Lynne Shumow, educational director at the Haggerty, said it is a strong exhibition that addresses all the issues behind capital punishment.
“It is something people don’t normally see,” said Shumow. “It is making something visible that is usually invisible.”
The title “The Omega Suites” is a deliberate allusion to the final letter of the Greek alphabet, which Devlin uses as a metaphor for the finality of execution. It is also clever because the word ‘suites’ produces a mental image of lavish, elegant rooms when it actually refers to some of the most barren and sterile spaces in America.
Not unlike the title, the photographs themselves are quite enticing until you realize exactly what they depict.
“They are very beautiful,” said Shumow. “You see the composition and you see the lighting, but then it really makes you think.”
Caitlin O’Brien, a sophomore in the College of Arts & Sciences and student guard at the Haggerty, agreed with Shumow’s sentiment: you’re drawn in before you really know what you are looking at.
“I feel like it is half intriguing and half terrifying,” said O’Brien.
Devlin effectively addresses one of the most controversial topics of the century by creating images that stick in people’s minds long after they’ve left the museum.
Morgan’s collection, “The Montages,” differs from Johnson and Devlin’s work in that it is not documentary-based.
“The Montages” is a selection of the museum’s permanent collection that shows off some of Morgan’s most innovative black and white pieces with unique images of cityscapes and street scenes.
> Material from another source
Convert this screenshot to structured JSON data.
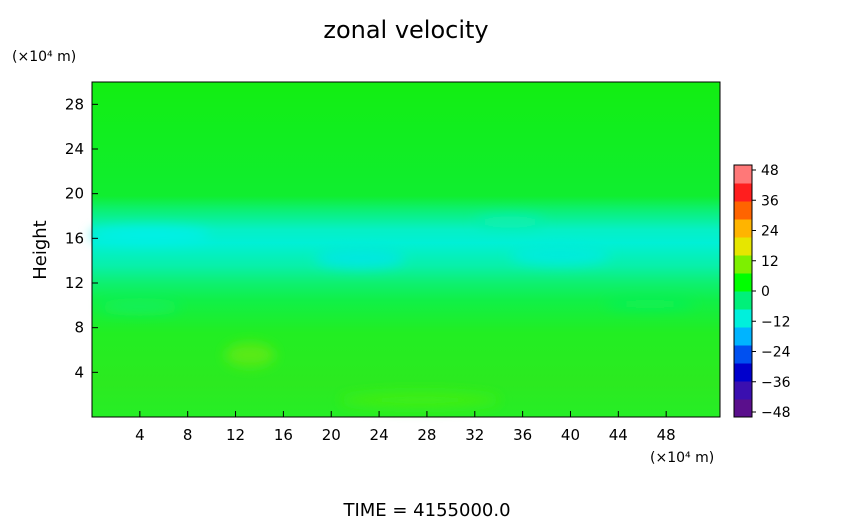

Produced in the 1930s and 1940s, these photographs are among the more experimental pieces in modern American photography.
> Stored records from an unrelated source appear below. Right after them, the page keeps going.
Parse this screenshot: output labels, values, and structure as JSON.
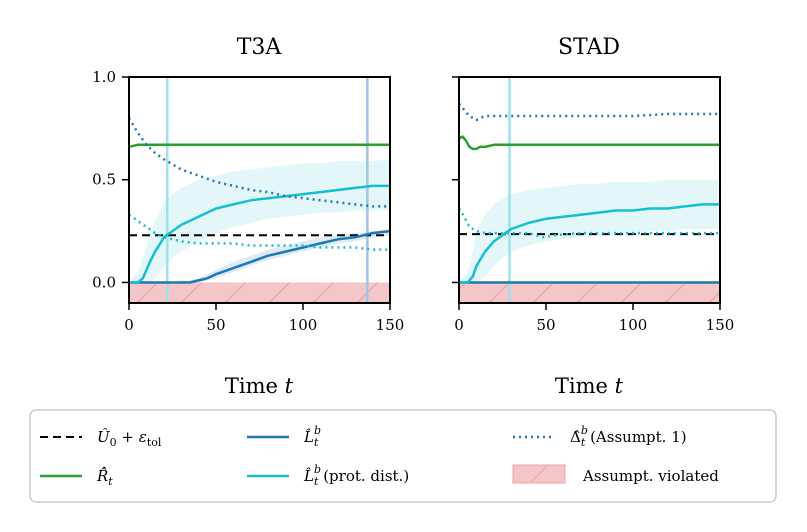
{
  "chart_data": [
    {
      "type": "line",
      "title": "T3A",
      "xlabel": "Time ",
      "xlabel_var": "t",
      "xlim": [
        0,
        150
      ],
      "ylim": [
        -0.1,
        1.0
      ],
      "xticks": [
        "0",
        "50",
        "100",
        "150"
      ],
      "yticks": [
        "0.0",
        "0.5",
        "1.0"
      ],
      "threshold": 0.23,
      "vlines": [
        {
          "x": 22,
          "color": "#9be2ec"
        },
        {
          "x": 137,
          "color": "#9ec5e5"
        }
      ],
      "series": [
        {
          "name": "R_hat",
          "color": "#2ca02c",
          "style": "solid",
          "x": [
            0,
            5,
            10,
            20,
            30,
            40,
            50,
            60,
            70,
            80,
            90,
            100,
            110,
            120,
            130,
            140,
            150
          ],
          "y": [
            0.66,
            0.67,
            0.67,
            0.67,
            0.67,
            0.67,
            0.67,
            0.67,
            0.67,
            0.67,
            0.67,
            0.67,
            0.67,
            0.67,
            0.67,
            0.67,
            0.67
          ]
        },
        {
          "name": "L_b",
          "color": "#1f77b4",
          "style": "solid",
          "x": [
            0,
            10,
            20,
            30,
            35,
            40,
            45,
            50,
            60,
            70,
            80,
            90,
            100,
            110,
            120,
            130,
            140,
            150
          ],
          "y": [
            0.0,
            0.0,
            0.0,
            0.0,
            0.0,
            0.01,
            0.02,
            0.04,
            0.07,
            0.1,
            0.13,
            0.15,
            0.17,
            0.19,
            0.21,
            0.22,
            0.24,
            0.25
          ],
          "band_upper": [
            0.0,
            0.0,
            0.0,
            0.01,
            0.01,
            0.02,
            0.04,
            0.06,
            0.1,
            0.13,
            0.16,
            0.18,
            0.2,
            0.22,
            0.23,
            0.24,
            0.25,
            0.26
          ],
          "band_lower": [
            0.0,
            0.0,
            0.0,
            0.0,
            0.0,
            0.0,
            0.01,
            0.02,
            0.05,
            0.08,
            0.11,
            0.13,
            0.15,
            0.17,
            0.19,
            0.2,
            0.22,
            0.23
          ]
        },
        {
          "name": "L_b_prot",
          "color": "#17becf",
          "style": "solid",
          "x": [
            0,
            5,
            8,
            10,
            12,
            15,
            18,
            20,
            25,
            30,
            40,
            50,
            60,
            70,
            80,
            90,
            100,
            110,
            120,
            130,
            140,
            150
          ],
          "y": [
            0.0,
            0.0,
            0.02,
            0.06,
            0.1,
            0.15,
            0.19,
            0.22,
            0.25,
            0.28,
            0.32,
            0.36,
            0.38,
            0.4,
            0.41,
            0.42,
            0.43,
            0.44,
            0.45,
            0.46,
            0.47,
            0.47
          ],
          "band_upper": [
            0.0,
            0.05,
            0.12,
            0.18,
            0.24,
            0.3,
            0.35,
            0.39,
            0.43,
            0.46,
            0.5,
            0.52,
            0.54,
            0.55,
            0.56,
            0.57,
            0.58,
            0.58,
            0.59,
            0.59,
            0.59,
            0.6
          ],
          "band_lower": [
            0.0,
            0.0,
            0.0,
            0.0,
            0.0,
            0.02,
            0.05,
            0.08,
            0.12,
            0.15,
            0.2,
            0.24,
            0.27,
            0.29,
            0.31,
            0.32,
            0.33,
            0.34,
            0.34,
            0.35,
            0.35,
            0.35
          ]
        },
        {
          "name": "Delta_b",
          "color": "#1f77b4",
          "style": "dotted",
          "x": [
            0,
            5,
            10,
            15,
            20,
            30,
            40,
            50,
            60,
            70,
            80,
            90,
            100,
            110,
            120,
            130,
            140,
            150
          ],
          "y": [
            0.8,
            0.73,
            0.67,
            0.63,
            0.6,
            0.55,
            0.52,
            0.49,
            0.47,
            0.45,
            0.44,
            0.42,
            0.41,
            0.4,
            0.39,
            0.38,
            0.37,
            0.37
          ]
        },
        {
          "name": "Delta_b_prot",
          "color": "#17becf",
          "style": "dotted",
          "x": [
            0,
            5,
            10,
            15,
            20,
            25,
            30,
            40,
            50,
            60,
            70,
            80,
            90,
            100,
            110,
            120,
            130,
            140,
            150
          ],
          "y": [
            0.33,
            0.3,
            0.27,
            0.24,
            0.22,
            0.21,
            0.2,
            0.19,
            0.19,
            0.19,
            0.18,
            0.18,
            0.18,
            0.18,
            0.17,
            0.17,
            0.17,
            0.16,
            0.16
          ]
        }
      ]
    },
    {
      "type": "line",
      "title": "STAD",
      "xlabel": "Time ",
      "xlabel_var": "t",
      "xlim": [
        0,
        150
      ],
      "ylim": [
        -0.1,
        1.0
      ],
      "xticks": [
        "0",
        "50",
        "100",
        "150"
      ],
      "yticks": [
        "",
        "",
        ""
      ],
      "threshold": 0.235,
      "vlines": [
        {
          "x": 29,
          "color": "#9be2ec"
        }
      ],
      "series": [
        {
          "name": "R_hat",
          "color": "#2ca02c",
          "style": "solid",
          "x": [
            0,
            2,
            4,
            6,
            8,
            10,
            12,
            15,
            20,
            30,
            40,
            60,
            80,
            100,
            120,
            150
          ],
          "y": [
            0.7,
            0.71,
            0.69,
            0.66,
            0.65,
            0.65,
            0.66,
            0.66,
            0.67,
            0.67,
            0.67,
            0.67,
            0.67,
            0.67,
            0.67,
            0.67
          ]
        },
        {
          "name": "L_b",
          "color": "#1f77b4",
          "style": "solid",
          "x": [
            0,
            150
          ],
          "y": [
            0.0,
            0.0
          ]
        },
        {
          "name": "L_b_prot",
          "color": "#17becf",
          "style": "solid",
          "x": [
            0,
            5,
            8,
            10,
            15,
            20,
            25,
            30,
            40,
            50,
            60,
            70,
            80,
            90,
            100,
            110,
            120,
            130,
            140,
            150
          ],
          "y": [
            0.0,
            0.0,
            0.03,
            0.08,
            0.15,
            0.2,
            0.23,
            0.26,
            0.29,
            0.31,
            0.32,
            0.33,
            0.34,
            0.35,
            0.35,
            0.36,
            0.36,
            0.37,
            0.38,
            0.38
          ],
          "band_upper": [
            0.0,
            0.05,
            0.15,
            0.25,
            0.33,
            0.38,
            0.41,
            0.43,
            0.45,
            0.46,
            0.47,
            0.48,
            0.48,
            0.49,
            0.49,
            0.49,
            0.5,
            0.5,
            0.5,
            0.5
          ],
          "band_lower": [
            0.0,
            0.0,
            0.0,
            0.0,
            0.03,
            0.08,
            0.12,
            0.15,
            0.18,
            0.2,
            0.21,
            0.22,
            0.23,
            0.24,
            0.24,
            0.25,
            0.25,
            0.26,
            0.26,
            0.26
          ]
        },
        {
          "name": "Delta_b",
          "color": "#1f77b4",
          "style": "dotted",
          "x": [
            0,
            3,
            6,
            10,
            12,
            15,
            20,
            30,
            50,
            80,
            100,
            120,
            150
          ],
          "y": [
            0.87,
            0.84,
            0.81,
            0.79,
            0.8,
            0.81,
            0.81,
            0.81,
            0.81,
            0.81,
            0.81,
            0.82,
            0.82
          ]
        },
        {
          "name": "Delta_b_prot",
          "color": "#17becf",
          "style": "dotted",
          "x": [
            0,
            3,
            6,
            10,
            15,
            20,
            30,
            40,
            48,
            55,
            70,
            90,
            110,
            130,
            150
          ],
          "y": [
            0.36,
            0.32,
            0.27,
            0.25,
            0.24,
            0.24,
            0.24,
            0.24,
            0.22,
            0.23,
            0.24,
            0.24,
            0.24,
            0.24,
            0.24
          ]
        }
      ]
    }
  ],
  "legend": {
    "position": "bottom",
    "items": [
      {
        "key": "threshold",
        "style": "dashed",
        "color": "#000000",
        "label": "Û0 + εtol"
      },
      {
        "key": "R_hat",
        "style": "solid",
        "color": "#2ca02c",
        "label": "R̂̂t"
      },
      {
        "key": "L_b",
        "style": "solid",
        "color": "#1f77b4",
        "label": "L̂tb"
      },
      {
        "key": "L_b_prot",
        "style": "solid",
        "color": "#17becf",
        "label": "L̂tb (prot. dist.)"
      },
      {
        "key": "Delta_b",
        "style": "dotted",
        "color": "#1f77b4",
        "label": "Δ̂tb (Assumpt. 1)"
      },
      {
        "key": "violated",
        "style": "patch",
        "color": "#f4c6c8",
        "label": "Assumpt. violated"
      }
    ]
  }
}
Morgan uses photographic techniques like double exposure and photomontage that give her work an intriguing ambiguity. Double exposure is a technique in which the film is exposed twice to two different images, in order to create a photograph that shows the second image superimposed over the first. With photomontage, multiple negatives are layered to combine the images into one composition.
“Barbara’s (works) are very experimental types of imagery,” said Shumow, “and she is not working with digital photography.”
All three exhibitions will be at the Haggerty until April 18. Admission is free and open to the public.